I just want to know how to get started really. My professor has used the same example for the past two months on everything we've done and hasn't really showed us any other examples on proving whether something is a subring or not. 
 A: Have you been given the definition of a ring? If not then there is a list of properties that must hold ont he wiki page: https://en.wikipedia.org/wiki/Ring_%28mathematics%29#Definition_and_illustration/wiki/Ring_%28mathematics%29
For example, is there an additive identity.
Well, 0 would seem like an obvious choice.
Is it true that $0 +(a+b\sqrt 2 ) = a+b\sqrt 2$?
It is, since $0 +(a+b\sqrt 2 ) = (0+a) + (0+b\sqrt 2) = a+b\sqrt 2$.
You need to check all the parts of the definition in similar manner.
Feel free to ask in the comments if any parts of the definition don't make sense.
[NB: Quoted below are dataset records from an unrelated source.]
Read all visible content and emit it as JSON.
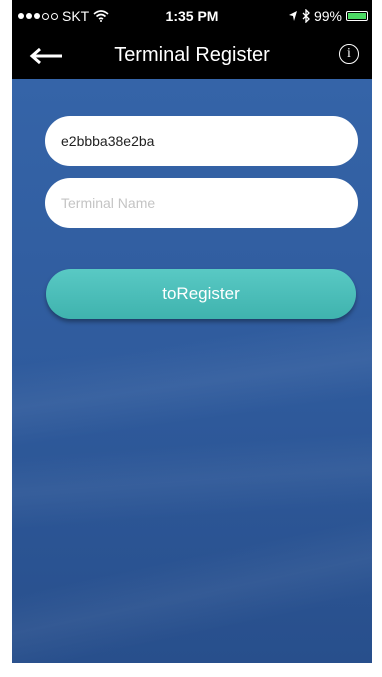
{
  "status_bar": {
    "carrier": "SKT",
    "time": "1:35 PM",
    "battery": "99%",
    "battery_level": 0.99,
    "icons": [
      "signal-dots-icon",
      "wifi-icon",
      "location-arrow-icon",
      "bluetooth-icon",
      "battery-icon"
    ]
  },
  "nav": {
    "back_icon": "arrow-left-icon",
    "title": "Terminal Register",
    "info_icon": "info-icon",
    "info_glyph": "i"
  },
  "form": {
    "terminal_id_value": "e2bbba38e2ba",
    "terminal_name_placeholder": "Terminal Name",
    "register_label": "toRegister"
  },
  "colors": {
    "background": "#2f5c9e",
    "button": "#4cbfba",
    "bar": "#000000"
  }
}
Edit: As pointed out in the comments, you do not need to prove that 0 is the identity since you are proving it is a subring, rather than just proving it is a ring. It should still serve as an example for proving the other parts of the definition are satisfied though.
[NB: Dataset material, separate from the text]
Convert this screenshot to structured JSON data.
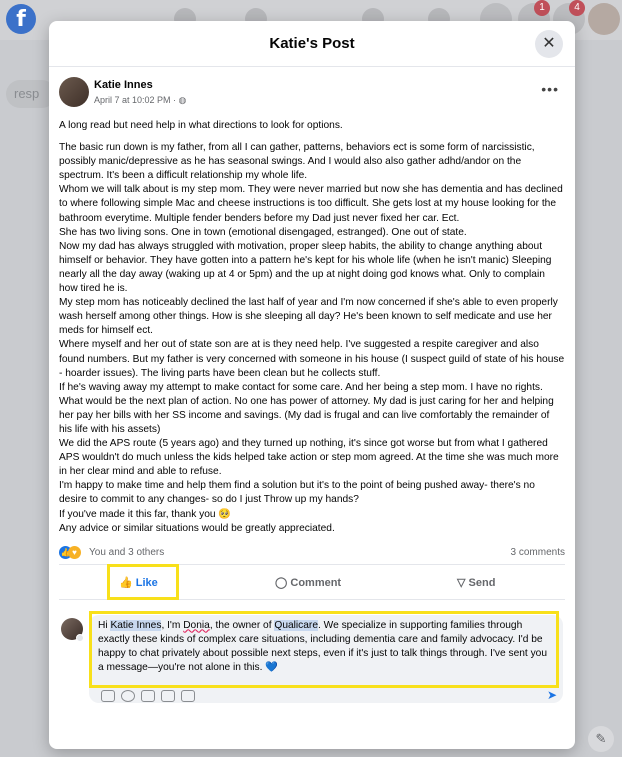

A: How to get started: Prove that it is closed under subtraction and multiplication (maybe and contains the $1$ of $\mathbb{R}$), e.g. why is $(m+n\sqrt{2})+(k+\ell\sqrt{2})$ again in $R$?
A: You want to prove that $R$ is a subring of the real numbers. First note that this just means that you want to show that $R$ is subset and that $R$ itself is a ring. That $R$ is a subset (containing $0$ and $1$) is clear, so you "just" want to prove that that the set $R$ satisfies the axioms of a ring. Now you get most of these axioms for free. For example: $R$ being a subset of the real numbers means that it already satisfies the other properties of a ring. So you for example will have $a(b + c) = ab + ac$ simply because this is true in the real numbers. So the only things left for you to prove are:
(1) First you would need to prove that the sum of two elements in $R$ is again in $R$. Say $m_1 + n_1\sqrt{2}, m_2 + n_2\sqrt{2}\in R$. Then
$$
m_1 + n_1\sqrt{2} + m_2 + n_2\sqrt{2} = (m_1 + m_2) + (n_1 + n_2)\sqrt{2}
$$
and this is also in $R$.
(2) Second need to prove that the product of two elements is again in $R$. So 
$$
(m_1 + n_1\sqrt{2})(m_2 + n_2\sqrt{2}) = \dots
$$
(you can probably figure this out.)
A: Hint $\ $ By the subring test it suffices to show that $\,R\,$ is closed under subtraction and multiplication, which are straightforward verifications.
A: This are the important conditions for a set to be a subring of a main ring.
Let s be a subring.
Then show that zero is in s.
Then show that for all a,b in s a-b is in s.
Finally for all a,b in s then ab is in s.